NEEBS: Nonexpert large-scale environment building system for deep neural network

被引:0
|
作者
Tajima, Yoshiharu [1 ,2 ]
Asaoka, Masahiro [1 ]
Tabuchi, Akihiro [1 ]
Kasagi, Akihiko [1 ]
Tabaru, Tsuguchika [1 ]
机构
[1] Fujitsu Ltd, Fujitsu Labs, Kawasaki, Kanagawa, Japan
[2] Fujitsu Ltd, Fujitsu Labs, 4-1-1 Kamikodanaka,Nakahara ku, Kawasaki, Kanagawa, Japan
来源
关键词
BERT; deep neural network; large-scale clusters; natural language processing;
D O I
10.1002/cpe.7499
中图分类号
TP31 [计算机软件];
学科分类号
081202 ; 0835 ;
摘要
Deep neural networks (DNNs) have greatly improved the accuracy of various tasks in areas such as natural language processing (NLP). Obtaining a highly accurate DNN model requires multiple repetitions of training on a huge dataset, which requires a large-scale cluster the compute nodes of which are tightly connected by high-speed interconnects to exchange a large amount of intermediate data with very short latency. However, fully using the computational power of a large-scale cluster for training requires knowledge of its components such as a distributed file system, an interconnection, and optimized high-performance libraries. We have developed a Non-Expert large-scale Environment Building System (NEEBS) that aids a user in building a fast-running training environment on a large-scale cluster. It automatically installs and configures the applications and necessary libraries.

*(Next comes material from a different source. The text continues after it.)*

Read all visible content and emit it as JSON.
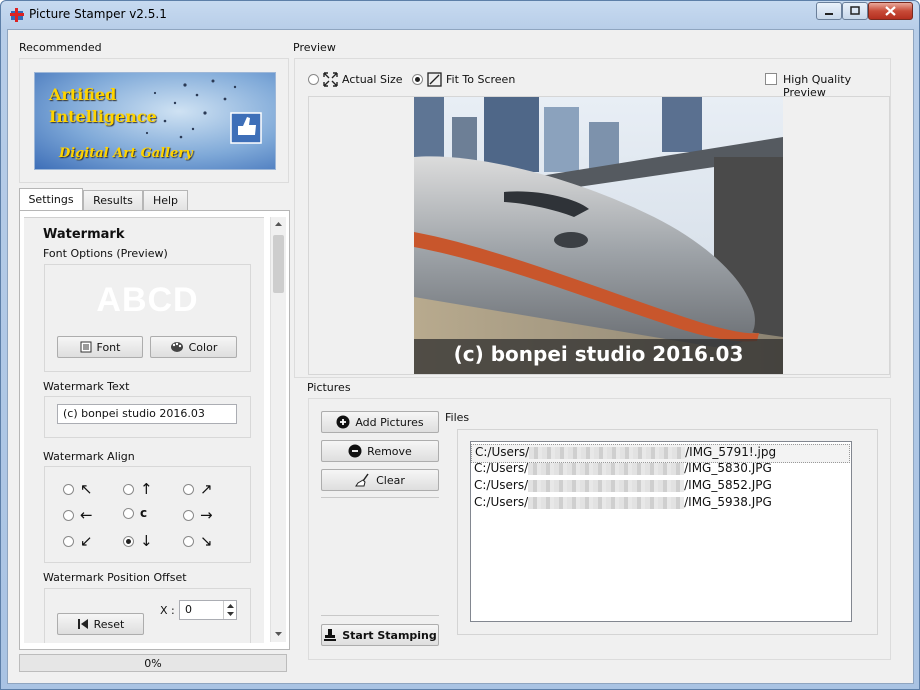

It also optimally prepares tools to stage both data and executable programs, and launcher scripts suitable for both the applications and job submission systems of the cluster. NEEBS achieves 93.91% throughput scalability in NLP pretraining. We also present an approach to reduce pretraining time of highly accurate DNN model for NLP using a large-scale computation environment built using NEEBS. We trained a Bidirectional Encoder Representations from Transformers (BERT)-3.9b and a BERT-xlarge using a dense masked language model (MLM) on Megatron-LM framework and evaluated the improvement in learning time and learning efficiency for a Japanese language dataset using 768 graphics processing units (GPUs) on the AI Bridging Cloud Infrastructure (ABCI). Our implementation NEEBS improved learning efficiency per iteration by a factor of 10 and completed the pretraining of BERT-xlarge in 4.7 h. This pretraining takes 5 months on a single GPU. To determine if the BERT models are correctly pretrained, we evaluated their accuracy in two tasks, Stanford Natural Language Inference Corpus translated into Japanese (JSNLI) and Twitter reputation analysis (TwitterRA). BERT-3.9b achieved 94.30% accuracy for JSNLI, and BERT-xlarge achieved 90.63% accuracy for TwitterRA. We constructed pretrained models with comparable accuracy to other Japanese BERT models in a shorter time.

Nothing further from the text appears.